À quelques pas de nous, un petit ruisseau se laisse deviner sous le feuillage. Mon père regarde autour, prend son canif dans sa poche, et se dirige vers des aulnes.
-Suis-moi! On va se fabriquer un gobelet, en écorce, comme faisaient les Indiens.
Il coupe une tige d'aulne de la longueur de sa main, et il fend un des bouts légèrement.
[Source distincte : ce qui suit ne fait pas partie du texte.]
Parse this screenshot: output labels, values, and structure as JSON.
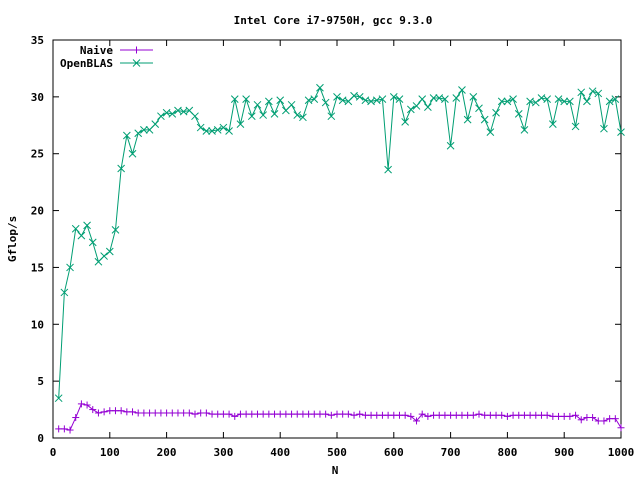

Puis il se rend près d'un bouleau blanc. Sur le tronc, il trace avec sa lame un carré de la grosseur de sa main, et il enlève doucement le morceau sans le déchirer.
Il tourne l'écorce à la manière d'un cornet de crème à glace, puis insère l'écorce dans la fente de la tige d'aulne.
-Et voilà notre gobelet!
C'était, croyez-moi, le plus beau de tous les gobelets en écorce de la terre. Et jamais eau ne fut meilleure que cette fois-là, sur le bord du ruisseau, avec mon père.